Через пять‑шесть секунд шарик превратился в очень плоское и очень большое блюдце. И почти тут же в это блюдечко скатилась первая красная капля.
Через полчаса, когда у Ивана от напряжения начал затекать позвоночник, блюдце бьло почти полным. Кровавая маслянистая жидкость пузырилась и булькала в нем.
Кислота! Анализатор показывал, что это именно кислота животного происхождения, нечто сходное с желудочным соком, только неземное и очень‑очень эффективное. И кого эта тварь здесь жрет? Кто здесь бродит? Кто спит в мшистых постельках?! Нечисть? Иван сотворил с краешку блюдца носик, выгнул его... и разом вылил содержимое прямо себе под спину. Мох зачавкал, захлюпал, затрясся. Дохнуло вонючим, гнилистым смрадом.
За чистоту скафандра Иван не беспокоился – к обшивке ни одна дрянь не пристанет. Но все равно было противно.
Пора!
Иван уперся ногами в решетку. И почувствовал, что мох под спиной поддается. Ну, еще немного! Зачавкало сильнее. Завоняло уже невыносимо. Это мембрана‑перепонка! Точно! Шлюз! Иван не понимал, откуда эта уверенность, откуда?! Но он уже знал, что надо делать. Он оттолкнулся ногами со всей силы... за спиной последний раз чавкнуло, хлюпнуло... и он полетел вниз, в утробу дерева‑людоеда, в зловонное брюхо. Это был не полет даже, и не падение, а прерывистое неравномерное скольжение.
То и дело Иван цеплялся стволом лучемета, локтями, коленными переборками, забралом за противно‑мягкую мокрую и теплую плоть – что‑то рвалось с треском, хлюпало, ухало, булькало... и его несло дальше. Дышать становилось все труднее. И Ивану пришлось замкнуть забрало затылочным щитком, включить подачу дыхательной смеси. Забрало, конечно, не шлем. Но что поделать, шлем остался в болоте.
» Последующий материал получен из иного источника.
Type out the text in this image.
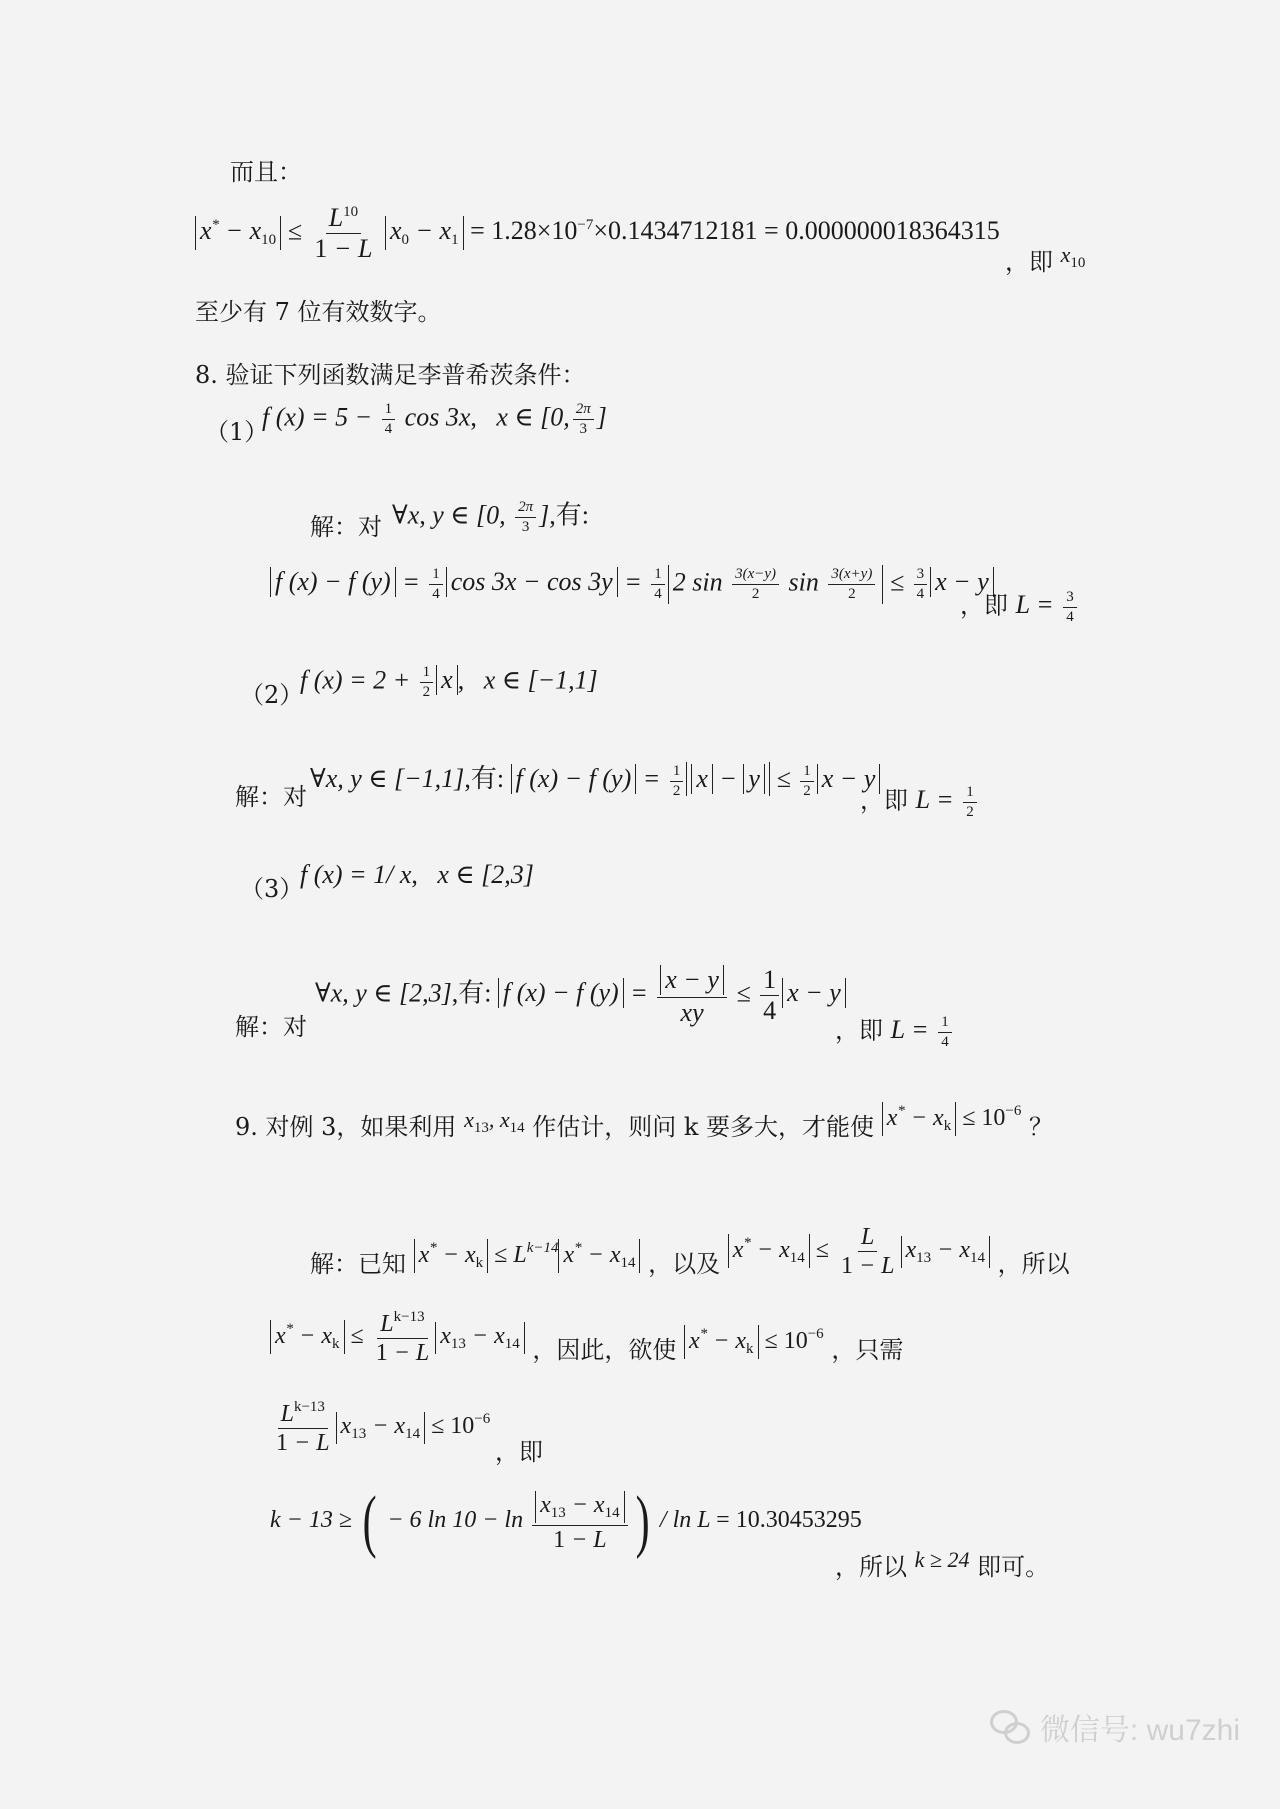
而且：
$x^* - x_{10} \le \frac{L^{10}}{1 - L} x_0 - x_1 = 1.28\times 10^{-7}\times 0.1434712181 = 0.000000018364315$
，即 $x_{10}$
至少有 7 位有效数字。
8. 验证下列函数满足李普希茨条件：
（1）
f $(x) = 5 - \frac{1}{4}$ cos 3x, x ∈ [0, $\frac{2\pi}{3}$ ]
解：对 ∀x, y ∈ [0, $\frac{2\pi}{3}$ ],有:
f (x) − f $(y) = \frac{1}{4}$ $\cos 3x - \cos 3y = \frac{1}{4} 2$ $\sin \frac{3(x-y)}{2}$ $\sin \frac{3(x+y)}{2} \le \frac{3}{4}$ x − y
，即 $L = \frac{3}{4}$
（2）
f $(x) = 2 + \frac{1}{2}$ x , x ∈ [−1,1]
解：对
∀x, y ∈ [−1,1],有: f (x) − f $(y) = \frac{1}{2}$ $x - y \le \frac{1}{2}$ x − y
，即 $L = \frac{1}{2}$
（3）
f (x) = 1/ x, x ∈ [2,3]
解：对
∀x, y ∈ [2,3],有: f (x) − f $(y) = \frac{x - y}{xy} \le \frac{1}{4}$ x − y
，即 $L = \frac{1}{4}$
9. 对例 3，如果利用 $x_{13}$, $x_{14}$ 作估计，则问 k 要多大，才能使 $x^* - x_k \le 10^{-6}$ ？
解：已知 $x^* - x_k \le L^{k-14}$ $x^* - x_{14}$ ，以及 $x^* - x_{14} \le \frac{L}{1 - L} x_{13} - x_{14}$ ，所以
$x^* - x_k \le \frac{L^{k-13}}{1 - L} x_{13} - x_{14}$ ，因此，欲使 $x^* - x_k \le 10^{-6}$ ，只需
$\frac{L^{k-13}}{1 - L} x_{13} - x_{14} \le 10^{-6}$
，即
k − 13 ≥ ( − 6 $\ln 10 - \ln \frac{x_{13} - x_{14}}{1 - L}$ ) / ln L = 10.30453295
，所以 k ≥ 24 即可。
微信号: wu7zhi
Ничего, ничего... успокаивал себя Иван, отыщется дверка, отыщется! Он теперь понимал, что дерево не могло иметь такой огромной «утробы». Это было что‑то иное. Это был непонятный гигантский подземный организм, и, наверняка, торчащее сверху деревце – всего лишь одно из его многих щупальцев‑отростков. Да, именно так! Он проскользил уже не меньше километра, а конца и краю не видно.
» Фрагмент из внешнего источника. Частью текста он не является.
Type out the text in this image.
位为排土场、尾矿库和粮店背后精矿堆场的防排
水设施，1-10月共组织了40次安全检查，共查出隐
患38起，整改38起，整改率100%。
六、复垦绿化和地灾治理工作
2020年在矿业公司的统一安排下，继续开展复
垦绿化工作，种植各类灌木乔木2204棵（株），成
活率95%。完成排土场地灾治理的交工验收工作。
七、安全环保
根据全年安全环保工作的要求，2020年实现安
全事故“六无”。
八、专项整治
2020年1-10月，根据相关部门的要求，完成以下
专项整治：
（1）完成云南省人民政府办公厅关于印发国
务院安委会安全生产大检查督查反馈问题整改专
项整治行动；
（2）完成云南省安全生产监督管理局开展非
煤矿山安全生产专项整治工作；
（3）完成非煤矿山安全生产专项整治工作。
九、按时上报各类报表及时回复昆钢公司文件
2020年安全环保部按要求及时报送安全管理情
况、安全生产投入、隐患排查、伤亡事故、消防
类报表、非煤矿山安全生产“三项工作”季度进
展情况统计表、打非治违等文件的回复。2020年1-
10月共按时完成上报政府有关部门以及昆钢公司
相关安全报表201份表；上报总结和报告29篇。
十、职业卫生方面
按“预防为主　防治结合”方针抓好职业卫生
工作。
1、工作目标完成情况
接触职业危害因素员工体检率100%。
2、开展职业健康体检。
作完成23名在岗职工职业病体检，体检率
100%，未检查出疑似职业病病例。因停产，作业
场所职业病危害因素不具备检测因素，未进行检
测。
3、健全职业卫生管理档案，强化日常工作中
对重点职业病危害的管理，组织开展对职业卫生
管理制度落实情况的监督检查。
Анализаторы показывали, что вокруг живая плоть. И нет в этой плоти ничего неживого, нет никаких оптиковолоконных жил, нет ни металлов, ни кремнистых образований, ничего нету... кроме теплого насыщенного каким‑то подобием крови, мяса, сосудов и сосудиков всех размеров, кишок, труб, вен, артерий, каких‑то связок и узлов... Все это содрогалось, пульсировало, текло, билось – короче, все это работало, жило.
У Ивана комок подкатывал к горлу, хотелось нажать на спусковой крюк лучемета: жечь! жечь! жечь всю эту гадость, пока насквозь не прожжешь! Вырваться отсюда!, Скорее вырваться! Но рассудок подсказывал: не надо ничего делать! .наоборот, надо отдаться этому скольжению.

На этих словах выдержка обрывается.